3(or 4)-methylbenzene-1,2-diamine

Administrative data

Description of key information

The carcinogenicity classification of Carc. 1B is read-across from toluene 2,4-diamine. 2,4-TDA is a structural isomers of o-TDA, differing in the substitution pattern of the amine groups on the tolyl ring; having similar physical chemical properties; similar environmental fate; and similar health effects (acute toxicity and genotoxicity). As a result, data from 2,4-TDA can be used for read across to ortho- TDA.

Key value for chemical safety assessment

Justification for classification or non-classification

Additional information

There were no animal studies on carcinogenicity using the oral, dermal or inhalation route of exposure to commercial mixture of TDA (2,4-/2,6 -TDA, 80/20). For the single isomers 2,4-TDA and 2,6-TDA valid long-term feeding studies in rats and mice are available similar to OECD TG 451.
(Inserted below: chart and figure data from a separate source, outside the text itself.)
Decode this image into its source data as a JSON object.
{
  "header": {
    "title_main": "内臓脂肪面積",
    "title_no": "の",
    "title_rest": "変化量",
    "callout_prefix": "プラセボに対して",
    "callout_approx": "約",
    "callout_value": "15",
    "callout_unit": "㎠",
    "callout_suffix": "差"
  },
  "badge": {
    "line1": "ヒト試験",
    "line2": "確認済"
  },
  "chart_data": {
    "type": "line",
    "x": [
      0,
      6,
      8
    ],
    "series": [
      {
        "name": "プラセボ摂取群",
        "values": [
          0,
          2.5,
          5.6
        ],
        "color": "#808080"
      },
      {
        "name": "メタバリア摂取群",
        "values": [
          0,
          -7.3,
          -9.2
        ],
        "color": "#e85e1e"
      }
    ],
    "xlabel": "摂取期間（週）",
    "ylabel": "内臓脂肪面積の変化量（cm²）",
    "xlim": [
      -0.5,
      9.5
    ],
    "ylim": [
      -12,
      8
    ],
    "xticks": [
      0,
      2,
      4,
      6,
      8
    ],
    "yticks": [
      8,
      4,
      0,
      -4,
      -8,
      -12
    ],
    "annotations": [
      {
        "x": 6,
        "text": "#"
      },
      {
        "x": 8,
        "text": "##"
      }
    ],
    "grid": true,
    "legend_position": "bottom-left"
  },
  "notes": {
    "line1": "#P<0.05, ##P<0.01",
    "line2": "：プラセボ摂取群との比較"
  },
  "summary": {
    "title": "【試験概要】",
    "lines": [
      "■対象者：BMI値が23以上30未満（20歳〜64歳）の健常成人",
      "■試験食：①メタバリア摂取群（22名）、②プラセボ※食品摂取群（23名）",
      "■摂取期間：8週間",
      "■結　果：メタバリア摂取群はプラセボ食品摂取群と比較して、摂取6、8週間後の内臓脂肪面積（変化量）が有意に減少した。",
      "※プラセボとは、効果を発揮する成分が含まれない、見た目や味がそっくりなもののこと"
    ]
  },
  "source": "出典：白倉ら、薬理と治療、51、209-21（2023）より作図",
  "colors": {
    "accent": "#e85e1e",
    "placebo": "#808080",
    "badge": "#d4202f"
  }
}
Oral intake to rats at doses of 5.9 mg/kg bw/day 2,4-TDA and more over a period of up to 103 weeks lead to a dose dependent increase of hepatocellular carcinomas or neoplastic nodules in both sexes. In addition, 2,4-TDA induced adenomas and carcinomas of the mammary gland in females as well as fibromas of the subcutaneous tissue and an increased incidence of lung tumors (although statistically not significant) in males (NCI 1979). In mice hepatocellular carcinomas occurred significant in females after oral application of doses of 15 and 30 mg/kg bw/day for 101 weeks. In addition, oral long-life administration of 2,4-TDA may have increased the incidence of lymphomas in female mice. Neoplasms of the lung seen as adenomas and/or adenocarcinomas, and of the hematopoietic system were slightly increased in male mice. But no tumors occurred at significantly increased incidences in male mice (NCI 1979).

In summary, 2,4-TDA was carcinogenic in rats and mice after oral long-term administration.